Я не врала, я говорила правду, что недавно в доме и плохо знаю семью… и мне верили, кажется, верили. И задавали новые вопросы, от которых я опять же отгораживалась незнанием. И вот тишина.
За окном солнце и догорающая жаром весна, иллюзия свободы и продолжающаяся жизнь. Уйти бы… меня никто не держит, дверь открыта, всего-то и надо, выйти из дома и по тропинке до деревни, а там на автобус… или заплатить кому-нибудь из местных, чтобы довезли до города. Я же сижу и молча примериваю на себя чужие неприятности.
Зачем? Не знаю.
Татьяна сама пришла ко мне, плотно прикрыла дверь и, опершись на нее спиной, поинтересовалась:
– Это ведь ты, да?
– В каком смысле?
Она фыркнула. Она подобралась, руки скрещены на груди, ноги на ширине плеч, взгляд хмурый, настороженный и нервный.

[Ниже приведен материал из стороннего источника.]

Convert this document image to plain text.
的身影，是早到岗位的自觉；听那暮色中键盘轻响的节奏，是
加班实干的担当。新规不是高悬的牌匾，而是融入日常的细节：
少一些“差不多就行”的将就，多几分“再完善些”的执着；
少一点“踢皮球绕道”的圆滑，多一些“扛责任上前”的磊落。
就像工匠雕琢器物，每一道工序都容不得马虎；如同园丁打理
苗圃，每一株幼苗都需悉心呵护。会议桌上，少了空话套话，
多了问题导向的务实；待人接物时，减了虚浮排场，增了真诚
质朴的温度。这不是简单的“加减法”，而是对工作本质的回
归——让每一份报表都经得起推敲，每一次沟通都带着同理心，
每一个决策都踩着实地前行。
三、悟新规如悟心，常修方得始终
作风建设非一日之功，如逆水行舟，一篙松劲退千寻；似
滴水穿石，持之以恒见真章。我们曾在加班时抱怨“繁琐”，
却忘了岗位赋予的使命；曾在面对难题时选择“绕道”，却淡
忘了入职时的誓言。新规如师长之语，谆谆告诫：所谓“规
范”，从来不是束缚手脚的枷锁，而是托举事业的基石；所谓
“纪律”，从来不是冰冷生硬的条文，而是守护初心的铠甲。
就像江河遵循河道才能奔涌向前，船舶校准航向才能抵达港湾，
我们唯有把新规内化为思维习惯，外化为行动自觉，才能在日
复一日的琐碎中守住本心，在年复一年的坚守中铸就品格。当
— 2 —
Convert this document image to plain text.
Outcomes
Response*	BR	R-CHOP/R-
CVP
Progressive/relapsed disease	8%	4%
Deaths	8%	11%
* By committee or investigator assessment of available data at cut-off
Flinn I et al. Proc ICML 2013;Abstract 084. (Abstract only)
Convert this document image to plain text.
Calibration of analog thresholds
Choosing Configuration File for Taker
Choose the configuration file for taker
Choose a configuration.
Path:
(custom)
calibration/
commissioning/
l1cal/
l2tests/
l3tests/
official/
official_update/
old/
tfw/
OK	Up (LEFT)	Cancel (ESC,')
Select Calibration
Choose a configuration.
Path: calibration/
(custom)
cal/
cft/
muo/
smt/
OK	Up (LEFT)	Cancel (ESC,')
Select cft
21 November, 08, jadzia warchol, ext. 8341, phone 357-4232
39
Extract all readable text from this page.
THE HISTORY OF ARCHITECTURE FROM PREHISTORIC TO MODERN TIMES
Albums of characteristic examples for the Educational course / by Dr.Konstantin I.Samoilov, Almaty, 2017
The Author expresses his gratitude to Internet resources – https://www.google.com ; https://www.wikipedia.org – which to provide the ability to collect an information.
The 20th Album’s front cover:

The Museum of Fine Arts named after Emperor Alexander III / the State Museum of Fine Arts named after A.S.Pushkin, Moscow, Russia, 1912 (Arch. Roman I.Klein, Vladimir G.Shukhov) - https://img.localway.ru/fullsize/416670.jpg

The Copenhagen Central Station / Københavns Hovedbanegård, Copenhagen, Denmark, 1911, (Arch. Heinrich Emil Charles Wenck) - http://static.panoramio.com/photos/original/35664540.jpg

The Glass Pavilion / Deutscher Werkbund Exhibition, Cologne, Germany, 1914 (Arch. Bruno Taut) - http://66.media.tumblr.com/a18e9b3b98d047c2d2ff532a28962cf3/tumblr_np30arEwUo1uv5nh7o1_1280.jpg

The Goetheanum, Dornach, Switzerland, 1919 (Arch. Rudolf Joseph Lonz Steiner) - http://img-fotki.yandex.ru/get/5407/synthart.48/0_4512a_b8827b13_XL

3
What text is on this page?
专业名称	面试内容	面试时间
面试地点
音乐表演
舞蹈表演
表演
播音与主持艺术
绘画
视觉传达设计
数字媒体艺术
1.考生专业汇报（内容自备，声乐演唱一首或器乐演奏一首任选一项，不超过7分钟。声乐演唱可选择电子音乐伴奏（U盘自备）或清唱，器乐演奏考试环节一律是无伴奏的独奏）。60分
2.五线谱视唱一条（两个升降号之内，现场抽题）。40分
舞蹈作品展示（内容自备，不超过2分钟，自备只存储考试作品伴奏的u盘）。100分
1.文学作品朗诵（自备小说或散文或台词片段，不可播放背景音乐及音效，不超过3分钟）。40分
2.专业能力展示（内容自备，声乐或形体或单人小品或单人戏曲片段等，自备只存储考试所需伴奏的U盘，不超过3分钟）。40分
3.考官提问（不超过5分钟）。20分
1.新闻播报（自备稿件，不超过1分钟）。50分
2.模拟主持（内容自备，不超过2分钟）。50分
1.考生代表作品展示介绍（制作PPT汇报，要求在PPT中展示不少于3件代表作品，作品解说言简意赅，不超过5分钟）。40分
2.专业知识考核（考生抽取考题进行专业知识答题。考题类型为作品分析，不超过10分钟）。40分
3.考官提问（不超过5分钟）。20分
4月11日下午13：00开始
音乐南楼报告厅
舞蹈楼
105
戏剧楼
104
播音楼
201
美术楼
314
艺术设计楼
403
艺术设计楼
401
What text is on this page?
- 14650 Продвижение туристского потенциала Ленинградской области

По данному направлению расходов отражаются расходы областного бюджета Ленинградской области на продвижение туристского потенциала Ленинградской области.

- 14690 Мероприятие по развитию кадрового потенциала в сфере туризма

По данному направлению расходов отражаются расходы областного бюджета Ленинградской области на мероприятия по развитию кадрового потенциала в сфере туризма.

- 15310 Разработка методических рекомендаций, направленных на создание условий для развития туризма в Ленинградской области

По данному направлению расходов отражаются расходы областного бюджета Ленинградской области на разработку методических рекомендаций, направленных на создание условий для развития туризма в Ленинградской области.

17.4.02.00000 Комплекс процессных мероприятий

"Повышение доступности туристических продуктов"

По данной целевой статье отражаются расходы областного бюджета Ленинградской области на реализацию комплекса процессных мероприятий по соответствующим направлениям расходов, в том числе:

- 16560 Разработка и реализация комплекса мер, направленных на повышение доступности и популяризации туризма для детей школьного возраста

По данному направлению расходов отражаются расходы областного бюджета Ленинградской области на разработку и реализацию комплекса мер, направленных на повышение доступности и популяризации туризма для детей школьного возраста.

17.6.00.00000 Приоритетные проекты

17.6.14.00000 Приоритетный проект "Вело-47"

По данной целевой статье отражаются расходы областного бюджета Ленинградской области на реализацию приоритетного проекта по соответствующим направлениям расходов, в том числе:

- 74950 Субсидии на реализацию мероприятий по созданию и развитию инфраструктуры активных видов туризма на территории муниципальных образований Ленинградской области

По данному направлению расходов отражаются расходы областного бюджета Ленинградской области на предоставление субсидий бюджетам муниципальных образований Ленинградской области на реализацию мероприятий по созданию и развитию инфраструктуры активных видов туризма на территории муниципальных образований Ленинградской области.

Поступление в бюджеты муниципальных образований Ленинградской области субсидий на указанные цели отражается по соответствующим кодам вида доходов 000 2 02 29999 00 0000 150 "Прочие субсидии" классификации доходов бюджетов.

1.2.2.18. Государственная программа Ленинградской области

– Ты знала про порошок… Явилась сюда, вынюхивала чего-то… небось Деду донести собиралась, а он взял и умер. – Татьяна хихикнула. – Умер, старый тупой урод… умер…
– Успокойся, – мне было слегка не по себе. Татьяну ломает, пока не сильно, но не стоит ждать от нее адекватного поведения.
– А я спокойна. Я очень даже спокойна. Мне глубоко насрать, узнает кто или нет. Деда нету, теперь пусть все знают, что Танька – долбаная наркоманка! Почти в рифму…
Слеза прочертила дорогу по щеке, Татьяна смахнула ее, Татьяна улыбалась, Татьяна была невменяема.
– Думаешь, каково это, когда всю жизнь только и слышишь «должна, должна, должна». А я не хочу быть должна, я не хочу соответствовать, я хочу сама по себе… и выбирать, а не идти, куда скажут, – она опустилась на пол, вытянула ноги.
– У меня проблем нет. Нет проблем. Я просто, чтобы ему досадить… достал нравоучениями, всех достал… а я назло. Теперь брошу. Завяжу. Я уже третий день… сама… у меня хватит воли.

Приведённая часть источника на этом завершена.